CISL intends to use this project as a case study to show others how they too can show ‘sustainability leadership’.
The showcase retrofit is projected to result in an 80% saving in whole life carbon emissions compared to a standard office refurbishment. It will be carried out according to EnerPHit, the Passivhaus standard for refurbishment and one of the most stringent standards for energy retrofits. It will deliver 75% lower heating demand in comparison to an average office building, and airtightness at more than five times that required by building regulations.
It is also using second-hand light bulbs and second-hand furniture to maximise its green credentials.
The £12.8m retrofit has been supported by a £6m donation from greentech leaders Envision Group and a £3m grant from the European Regional Development fund (ERDF), which is also funding the operation of a sustainability hub and small business and start up accelerator for three years. The University has invested its own funds in the project alongside an internal grant from its internal Energy & Carbon Reduction Project.
ISG chief executive Paul Cossell said: “The significance of this project cannot be underestimated in the wider context of the UK achieving its 2050 net zero emissions target. With the built environment contributing around 40% of the UK’s total carbon footprint, this ground-breaking project is a pioneering case study on the smart transformation of an existing building, prioritising sustainability criteria as core drivers for every single element of the retrofit.
“We confidently expect the new design modelling, material and methodology innovations at the new CISL headquarters to provide the springboard for greater collaboration at an industry and client level to fast-track the reduction of carbon emissions from our built assets.”
The Entopia Building aims to earn all the badges going, including BREEAM Outstanding and Well Gold as well as Passivhaus Enerphit.
Alexander Reeve, sustainable building advisor in the University of Cambridge estates division, said: “The project is a very exciting pathfinder project for the university estate, as we refine our strategy to eliminate fossil natural gas as a fuel for our many older buildings. It demonstrates that there is a way to transition to low carbon heating whilst conserving Cambridge’s outstanding built heritage.

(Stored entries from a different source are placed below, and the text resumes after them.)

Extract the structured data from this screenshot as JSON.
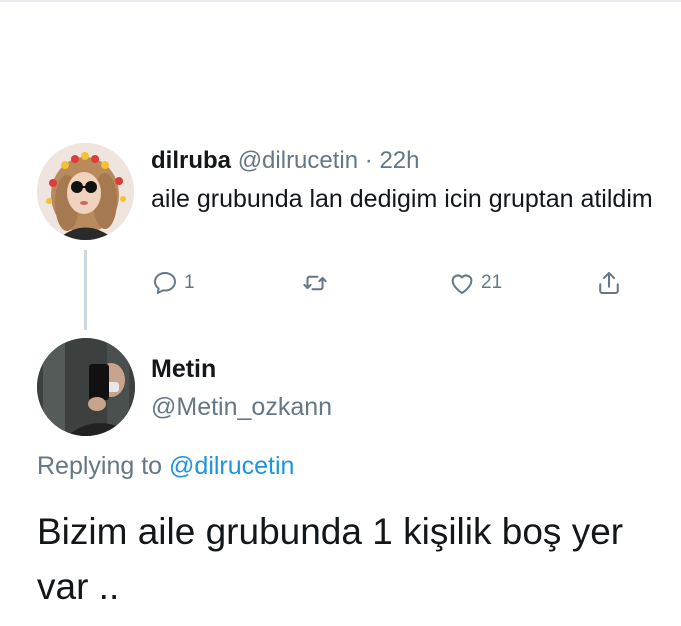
{
  "parent_tweet": {
    "name": "dilruba",
    "handle": "@dilrucetin",
    "separator": "·",
    "time": "22h",
    "text": "aile grubunda lan dedigim icin gruptan atildim",
    "reply_count": "1",
    "like_count": "21",
    "icons": [
      "reply-icon",
      "retweet-icon",
      "like-icon",
      "share-icon"
    ]
  },
  "reply_tweet": {
    "name": "Metin",
    "handle": "@Metin_ozkann",
    "replying_prefix": "Replying to",
    "replying_to": "@dilrucetin",
    "text": "Bizim aile grubunda 1 kişilik boş yer var .."
  },
  "colors": {
    "text": "#14171a",
    "secondary": "#657786",
    "link": "#1b95e0",
    "thread_line": "#ccd6dd"
  }
}
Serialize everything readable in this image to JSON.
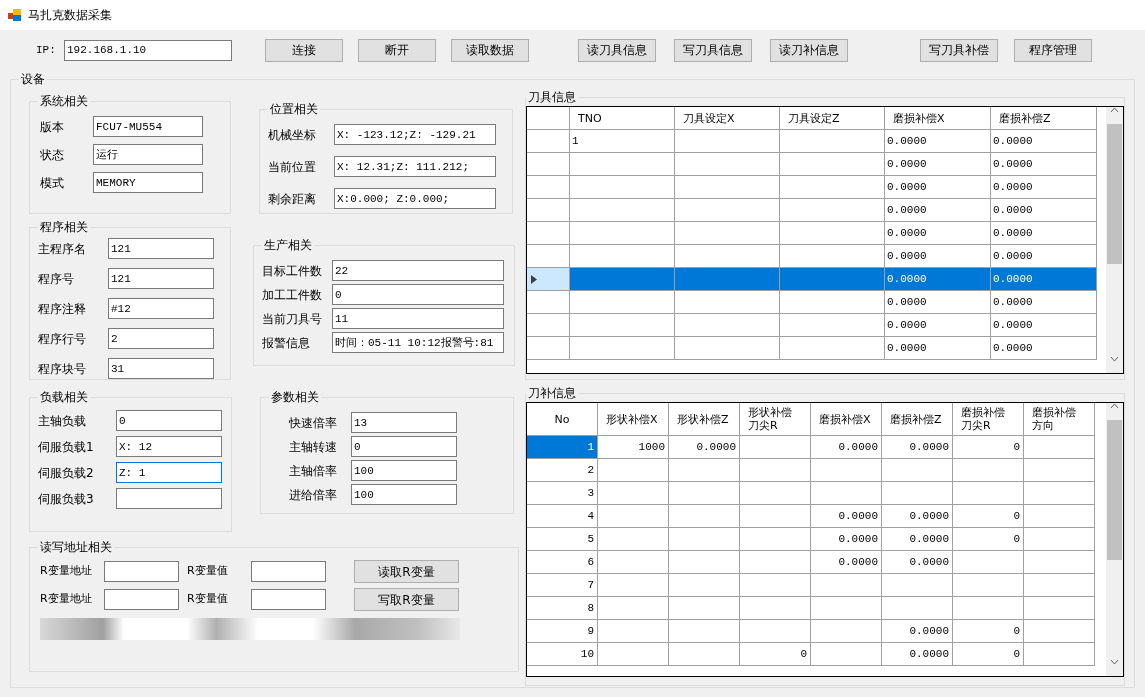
{
  "window": {
    "title": "马扎克数据采集"
  },
  "toolbar": {
    "ip_label": "IP:",
    "ip_value": "192.168.1.10",
    "button_groups": [
      [
        "连接",
        "断开",
        "读取数据"
      ],
      [
        "读刀具信息",
        "写刀具信息",
        "读刀补信息"
      ],
      [
        "写刀具补偿",
        "程序管理"
      ]
    ]
  },
  "device": {
    "title": "设备",
    "system": {
      "title": "系统相关",
      "fields": [
        {
          "label": "版本",
          "value": "FCU7-MU554"
        },
        {
          "label": "状态",
          "value": "运行"
        },
        {
          "label": "模式",
          "value": "MEMORY"
        }
      ]
    },
    "position": {
      "title": "位置相关",
      "fields": [
        {
          "label": "机械坐标",
          "value": "X: -123.12;Z: -129.21"
        },
        {
          "label": "当前位置",
          "value": "X: 12.31;Z: 111.212;"
        },
        {
          "label": "剩余距离",
          "value": "X:0.000; Z:0.000;"
        }
      ]
    },
    "program": {
      "title": "程序相关",
      "fields": [
        {
          "label": "主程序名",
          "value": "121"
        },
        {
          "label": "程序号",
          "value": "121"
        },
        {
          "label": "程序注释",
          "value": "#12"
        },
        {
          "label": "程序行号",
          "value": "2"
        },
        {
          "label": "程序块号",
          "value": "31"
        }
      ]
    },
    "production": {
      "title": "生产相关",
      "fields": [
        {
          "label": "目标工件数",
          "value": "22"
        },
        {
          "label": "加工工件数",
          "value": "0"
        },
        {
          "label": "当前刀具号",
          "value": "11"
        },
        {
          "label": "报警信息",
          "value": "时间：05-11 10:12报警号:81"
        }
      ]
    },
    "load": {
      "title": "负载相关",
      "fields": [
        {
          "label": "主轴负载",
          "value": "0",
          "focused": false
        },
        {
          "label": "伺服负载1",
          "value": "X: 12",
          "focused": false
        },
        {
          "label": "伺服负载2",
          "value": "Z: 1",
          "focused": true
        },
        {
          "label": "伺服负载3",
          "focused": false
        }
      ]
    },
    "params": {
      "title": "参数相关",
      "fields": [
        {
          "label": "快速倍率",
          "value": "13"
        },
        {
          "label": "主轴转速",
          "value": "0"
        },
        {
          "label": "主轴倍率",
          "value": "100"
        },
        {
          "label": "进给倍率",
          "value": "100"
        }
      ]
    },
    "rw": {
      "title": "读写地址相关",
      "rows": [
        {
          "address_label": "R变量地址",
          "value_label": "R变量值",
          "button": "读取R变量"
        },
        {
          "address_label": "R变量地址",
          "value_label": "R变量值",
          "button": "写取R变量"
        }
      ]
    }
  },
  "tool_info": {
    "title": "刀具信息",
    "columns": [
      "TNO",
      "刀具设定X",
      "刀具设定Z",
      "磨损补偿X",
      "磨损补偿Z"
    ],
    "rows": [
      {
        "cells": [
          "1",
          null,
          null,
          "0.0000",
          "0.0000"
        ],
        "selected": false
      },
      {
        "cells": [
          null,
          null,
          null,
          "0.0000",
          "0.0000"
        ],
        "selected": false
      },
      {
        "cells": [
          null,
          null,
          null,
          "0.0000",
          "0.0000"
        ],
        "selected": false
      },
      {
        "cells": [
          null,
          null,
          null,
          "0.0000",
          "0.0000"
        ],
        "selected": false
      },
      {
        "cells": [
          null,
          null,
          null,
          "0.0000",
          "0.0000"
        ],
        "selected": false
      },
      {
        "cells": [
          null,
          null,
          null,
          "0.0000",
          "0.0000"
        ],
        "selected": false
      },
      {
        "cells": [
          null,
          null,
          null,
          "0.0000",
          "0.0000"
        ],
        "selected": true
      },
      {
        "cells": [
          null,
          null,
          null,
          "0.0000",
          "0.0000"
        ],
        "selected": false
      },
      {
        "cells": [
          null,
          null,
          null,
          "0.0000",
          "0.0000"
        ],
        "selected": false
      },
      {
        "cells": [
          null,
          null,
          null,
          "0.0000",
          "0.0000"
        ],
        "selected": false
      }
    ]
  },
  "offset_info": {
    "title": "刀补信息",
    "columns": [
      "No",
      "形状补偿X",
      "形状补偿Z",
      "形状补偿刀尖R",
      "磨损补偿X",
      "磨损补偿Z",
      "磨损补偿刀尖R",
      "磨损补偿方向"
    ],
    "rows": [
      {
        "cells": [
          "1",
          "1000",
          "0.0000",
          null,
          "0.0000",
          "0.0000",
          "0",
          null
        ],
        "selected": true
      },
      {
        "cells": [
          "2",
          null,
          null,
          null,
          null,
          null,
          null,
          null
        ],
        "selected": false
      },
      {
        "cells": [
          "3",
          null,
          null,
          null,
          null,
          null,
          null,
          null
        ],
        "selected": false
      },
      {
        "cells": [
          "4",
          null,
          null,
          null,
          "0.0000",
          "0.0000",
          "0",
          null
        ],
        "selected": false
      },
      {
        "cells": [
          "5",
          null,
          null,
          null,
          "0.0000",
          "0.0000",
          "0",
          null
        ],
        "selected": false
      },
      {
        "cells": [
          "6",
          null,
          null,
          null,
          "0.0000",
          "0.0000",
          null,
          null
        ],
        "selected": false
      },
      {
        "cells": [
          "7",
          null,
          null,
          null,
          null,
          null,
          null,
          null
        ],
        "selected": false
      },
      {
        "cells": [
          "8",
          null,
          null,
          null,
          null,
          null,
          null,
          null
        ],
        "selected": false
      },
      {
        "cells": [
          "9",
          null,
          null,
          null,
          null,
          "0.0000",
          "0",
          null
        ],
        "selected": false
      },
      {
        "cells": [
          "10",
          null,
          null,
          "0",
          null,
          "0.0000",
          "0",
          null
        ],
        "selected": false
      }
    ]
  }
}
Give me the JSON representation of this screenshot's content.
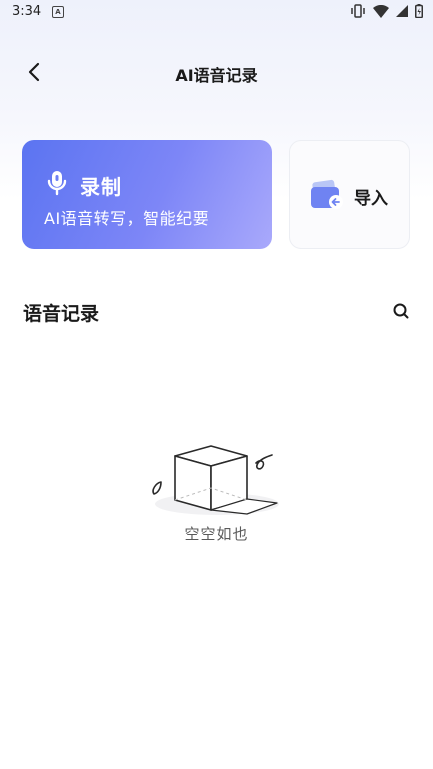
{
  "status_bar": {
    "time": "3:34",
    "a_icon": "A"
  },
  "header": {
    "title": "AI语音记录",
    "back_icon": "chevron-left-icon"
  },
  "record_card": {
    "label": "录制",
    "subtitle": "AI语音转写，智能纪要",
    "icon": "microphone-icon",
    "colors": [
      "#5b74f1",
      "#a9a9fb"
    ]
  },
  "import_card": {
    "label": "导入",
    "icon": "folder-import-icon"
  },
  "section": {
    "title": "语音记录",
    "search_icon": "search-icon"
  },
  "empty_state": {
    "text": "空空如也",
    "illustration": "empty-box-illustration"
  }
}
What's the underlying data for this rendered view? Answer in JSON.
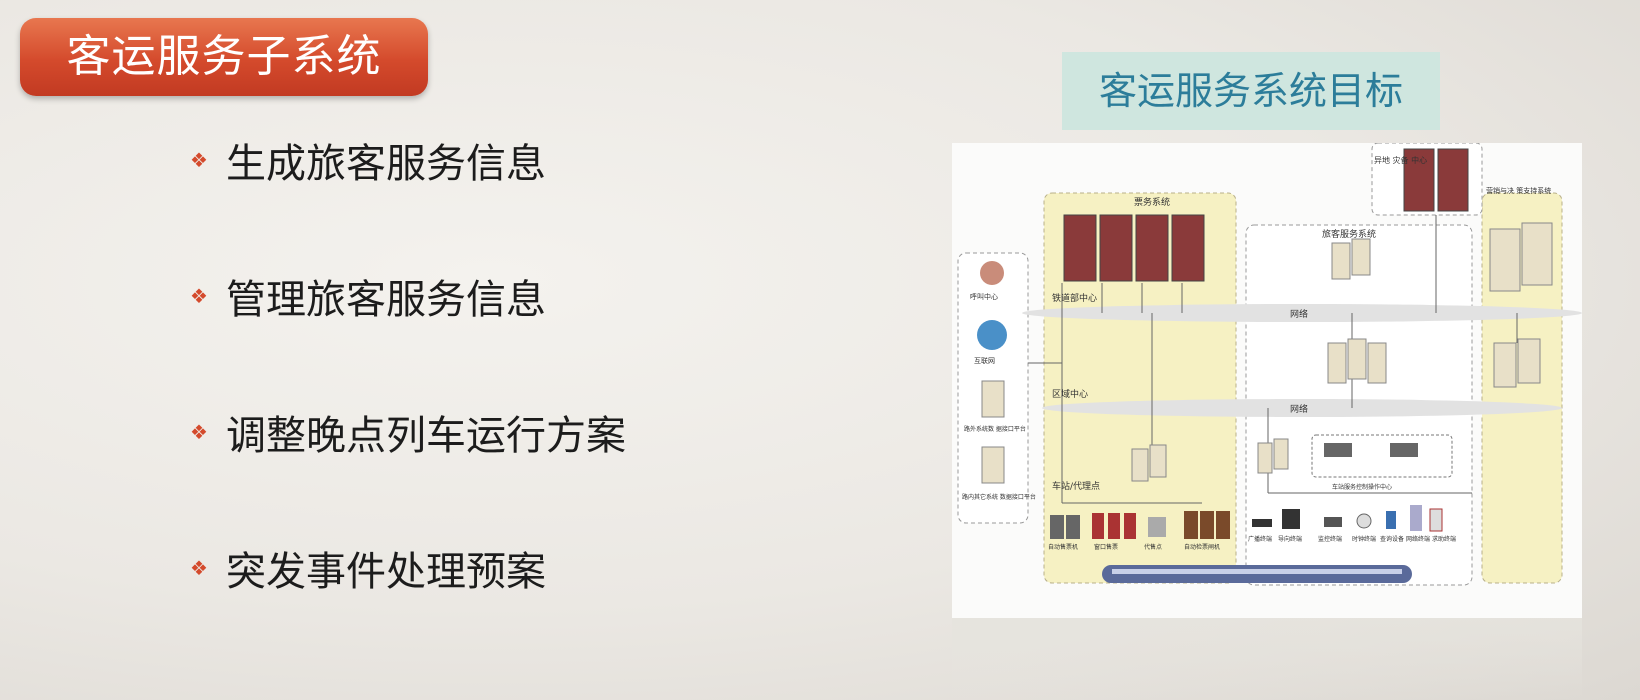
{
  "slide": {
    "title": "客运服务子系统",
    "bullets": [
      "生成旅客服务信息",
      "管理旅客服务信息",
      "调整晚点列车运行方案",
      "突发事件处理预案"
    ],
    "target_label": "客运服务系统目标"
  },
  "diagram": {
    "backup_center": "异地\n灾备\n中心",
    "ticket_system": "票务系统",
    "passenger_service": "旅客服务系统",
    "marketing": "营销与决\n策支持系统",
    "railway_center": "铁道部中心",
    "regional_center": "区域中心",
    "station": "车站/代理点",
    "network": "网络",
    "call_center": "呼叫中心",
    "internet": "互联网",
    "external_platform": "路外系统数\n据接口平台",
    "other_platform": "路内其它系统\n数据接口平台",
    "ticket_machine": "自动售票机",
    "window": "窗口售票",
    "agent": "代售点",
    "gate": "自动检票闸机",
    "terminals": [
      "广播终端",
      "导向终端",
      "监控终端",
      "时钟终端",
      "查询设备",
      "网络终端",
      "求助终端"
    ],
    "station_control": "车站服务控制操作中心"
  },
  "colors": {
    "accent": "#d44a2c",
    "target_bg": "#cfe6df",
    "target_text": "#2c7d9a",
    "zone_yellow": "#f6f1c3"
  }
}
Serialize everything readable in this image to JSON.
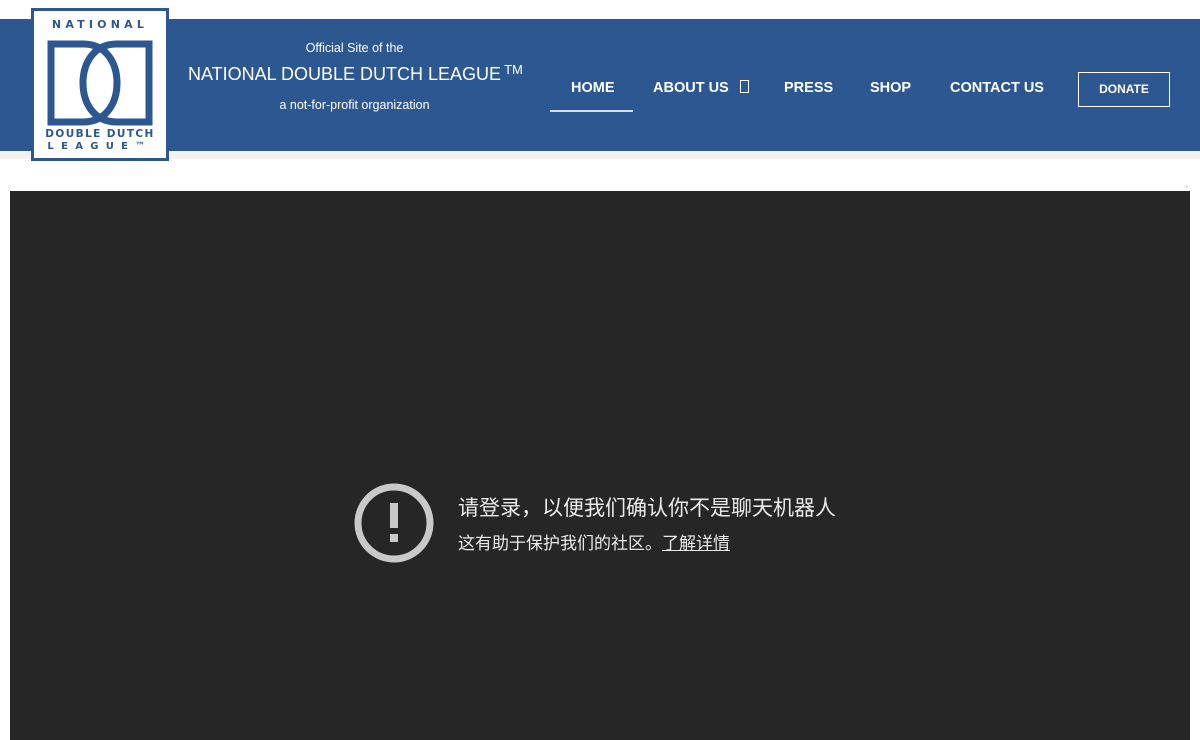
{
  "logo": {
    "top_text": "NATIONAL",
    "bottom_line1": "DOUBLE DUTCH",
    "bottom_line2": "LEAGUE™"
  },
  "branding": {
    "tagline_top": "Official Site of the",
    "site_title": "NATIONAL DOUBLE DUTCH LEAGUE",
    "trademark": "TM",
    "tagline_bottom": "a not-for-profit organization"
  },
  "nav": {
    "home": "HOME",
    "about": "ABOUT US",
    "press": "PRESS",
    "shop": "SHOP",
    "contact": "CONTACT US",
    "donate": "DONATE"
  },
  "embed": {
    "title": "请登录，以便我们确认你不是聊天机器人",
    "subtitle": "这有助于保护我们的社区。",
    "link_text": "了解详情",
    "icon": "alert-circle-icon"
  },
  "colors": {
    "header_bg": "#2d5791",
    "embed_bg": "#262626",
    "icon_color": "#c9c9c9",
    "text_light": "#eaeaea"
  }
}
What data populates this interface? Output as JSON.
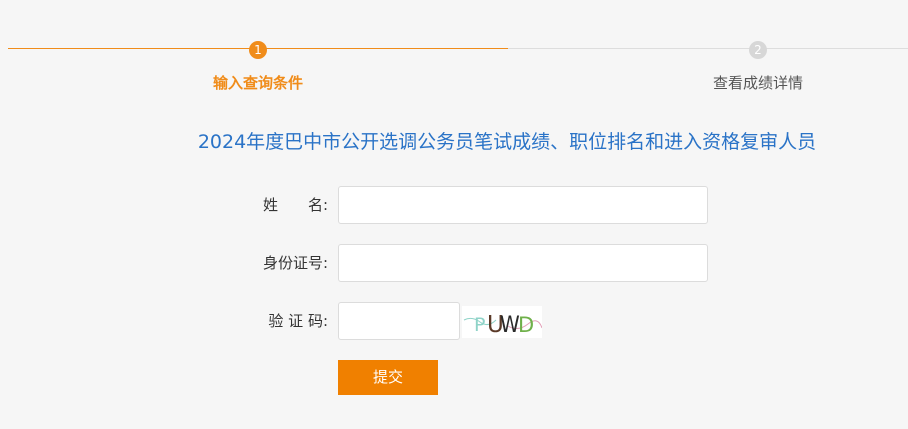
{
  "steps": [
    {
      "number": "1",
      "label": "输入查询条件",
      "state": "active"
    },
    {
      "number": "2",
      "label": "查看成绩详情",
      "state": "inactive"
    }
  ],
  "title": "2024年度巴中市公开选调公务员笔试成绩、职位排名和进入资格复审人员",
  "form": {
    "name_label": "姓　　名:",
    "name_value": "",
    "id_label": "身份证号:",
    "id_value": "",
    "captcha_label": "验 证 码:",
    "captcha_value": "",
    "captcha_text": "PUWD",
    "submit_label": "提交"
  },
  "colors": {
    "accent": "#f08c1a",
    "title": "#2a73c7",
    "inactive": "#d7d7d7",
    "background": "#f6f6f6"
  }
}
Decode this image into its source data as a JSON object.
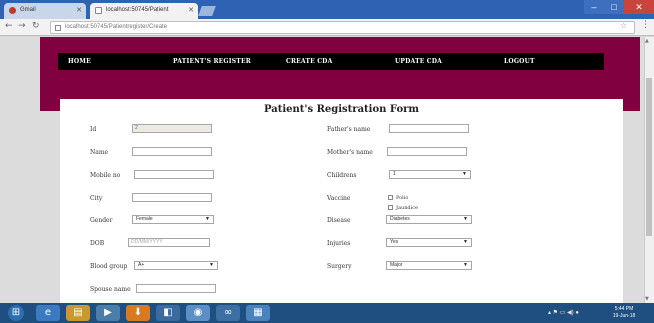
{
  "browser": {
    "tabs": [
      {
        "label": "Gmail"
      },
      {
        "label": "localhost:50745/Patient"
      }
    ],
    "address": "localhost:50745/Patientregister/Create"
  },
  "nav": {
    "items": [
      {
        "label": "HOME"
      },
      {
        "label": "PATIENT'S REGISTER"
      },
      {
        "label": "CREATE CDA"
      },
      {
        "label": "UPDATE CDA"
      },
      {
        "label": "LOGOUT"
      }
    ]
  },
  "form": {
    "title": "Patient's Registration Form",
    "id": {
      "label": "Id",
      "value": "2"
    },
    "name": {
      "label": "Name",
      "value": ""
    },
    "mobile": {
      "label": "Mobile no",
      "value": ""
    },
    "city": {
      "label": "City",
      "value": ""
    },
    "gender": {
      "label": "Gender",
      "value": "Female"
    },
    "dob": {
      "label": "DOB",
      "placeholder": "DD/MM/YYYY"
    },
    "blood_group": {
      "label": "Blood group",
      "value": "A+"
    },
    "spouse": {
      "label": "Spouse name",
      "value": ""
    },
    "father": {
      "label": "Father's name",
      "value": ""
    },
    "mother": {
      "label": "Mother's name",
      "value": ""
    },
    "childrens": {
      "label": "Childrens",
      "value": "1"
    },
    "vaccine": {
      "label": "Vaccine",
      "options": [
        "Polio",
        "Jaundice"
      ]
    },
    "disease": {
      "label": "Disease",
      "value": "Diabetes"
    },
    "injuries": {
      "label": "Injuries",
      "value": "Yes"
    },
    "surgery": {
      "label": "Surgery",
      "value": "Major"
    }
  },
  "taskbar": {
    "clock_time": "5:44 PM",
    "clock_date": "19-Jun-18"
  },
  "colors": {
    "header_maroon": "#800040",
    "navbar": "#000000",
    "taskbar": "#1e4f80"
  }
}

“Through the project we have been able to demonstrate the viability of measures such as internal wall insulation and triple glazing which have significantly reduced the size of the air source heat pump installation and avoided the need to upgrade electrical substation capacity. This means the only significant external alterations are the glazing and a solar power photovoltaic array on the roof.
“The investment in building fabric is expected to increase the long-term value of the building, with an energy performance certificate of ‘E’ expected to become an ‘A’, lower utility bills, and lower plant maintenance costs.”
Wendy Bishop, associate & Passivhaus designer at Architype, the project architect, said: “The Entopia Building aims to show building owners what can be achieved with a clear focus on cutting operational, embodied and whole life carbon in existing buildings, while creating beautiful and healthy places to work. The project balances the technical demands of meeting the EnerPHit standard with the sensitivities of dealing with a building in a conservation area. Focussing on internal finishes and using bio-based materials that met the multiple certification requirements, as well as using Architype’s pioneering ECCOlab embodied cost and carbon software, we were able to radically reduce embodied carbon and enhance air quality.”
BDP is building services consultant on the project. James Hepburn, principal at BDP, described it as “the most significant project of its type in the country – proving that the most sustainable building is one that already exists”.
He added: “The measures we are incorporating go far beyond standard sustainable buildings and the integrated and collaborative approach to design, operation and management from all stakeholders will undoubtedly result in a truly efficient, world class facility.”
University vice-chancellor Stephen Toope said: “The Entopia Building will become the most sustainable premises in the University of Cambridge Estate, marking a major contribution to our world-leading target to eliminate our emissions and putting the wellbeing of its occupants – and wider society – at its heart.”
The Entopia Building aims to open to staff by the end of 2021.